I agree with you that this is not a new phenomenon; another example to the ones you mention is the long struggle for public recognition of the substantial contribution of the slaves themselves in the abrogation of slavery (mentioned for instance in Black skin, French voices, a monograph about the Antillais in Metropolitan France by David Beriss. I think the anthropologist Michel-Rolph Trouillot has treated the issue of official silence in the history of slavery as well as the Haitian revolution extensively). And perhaps you’re right that this postcolonial re-appropriation reached its preliminary peak last year, somewhere between the release of Indigènes the film and Chirac’s speech to “all the children of the republic” during the November 2005 riots, not to mention the abrogation of the law paragraph on teaching the “positive sides of French colonial presence”. I have no idea what will happen next. I can imagine many people feeling good about having “had the discussion now”, but my guess would rather be that it’s quiet before the storm concerning Europe’s legacy…

Methodologically the big question is, as you point out; how can we capture such possible, or perhaps lack of, profound changes in our predominantly synchronic research?
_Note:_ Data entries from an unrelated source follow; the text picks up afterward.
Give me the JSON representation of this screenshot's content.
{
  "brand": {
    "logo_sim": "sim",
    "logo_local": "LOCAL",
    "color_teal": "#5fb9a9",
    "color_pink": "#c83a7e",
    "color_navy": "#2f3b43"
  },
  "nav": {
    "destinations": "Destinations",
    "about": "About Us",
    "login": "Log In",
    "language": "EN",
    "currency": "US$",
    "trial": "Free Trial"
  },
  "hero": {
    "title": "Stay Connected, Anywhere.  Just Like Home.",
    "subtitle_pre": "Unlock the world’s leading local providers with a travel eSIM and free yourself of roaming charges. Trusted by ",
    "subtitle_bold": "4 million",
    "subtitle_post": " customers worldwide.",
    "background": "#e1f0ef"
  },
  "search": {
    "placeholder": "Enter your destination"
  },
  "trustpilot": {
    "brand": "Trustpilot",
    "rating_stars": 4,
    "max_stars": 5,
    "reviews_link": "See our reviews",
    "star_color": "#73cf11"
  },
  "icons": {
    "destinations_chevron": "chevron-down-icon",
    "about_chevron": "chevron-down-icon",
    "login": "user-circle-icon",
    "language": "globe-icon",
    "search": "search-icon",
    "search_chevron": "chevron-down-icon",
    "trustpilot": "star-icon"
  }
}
I faced a similar situation in my research amongst British Asians in London. However, at the time, I had no qualms in claiming that “Britishness” had become more inclusive during the 1990s. I based my argument mainly on my informants’ stories of how they perceived the changes from the time they grew up. These brief lifestories, I compared to (half) fictional growing-up stories from the 1960s by Meera Syal and Hanif Kureishi, as well as other ethnographic material. Luckily, my informants’ opinions weren’t unanimous: some would claim that the positive changes were only due to marketing strategies for getting hold of the “brown pound” or some “Blair-right” shallow “cool Britannia” transformation. The situation in France, on the other hand, I find far more confusing, so for the moment, I have no idea how to answer your question. But, I’m looking very much forward to discussing it further with you.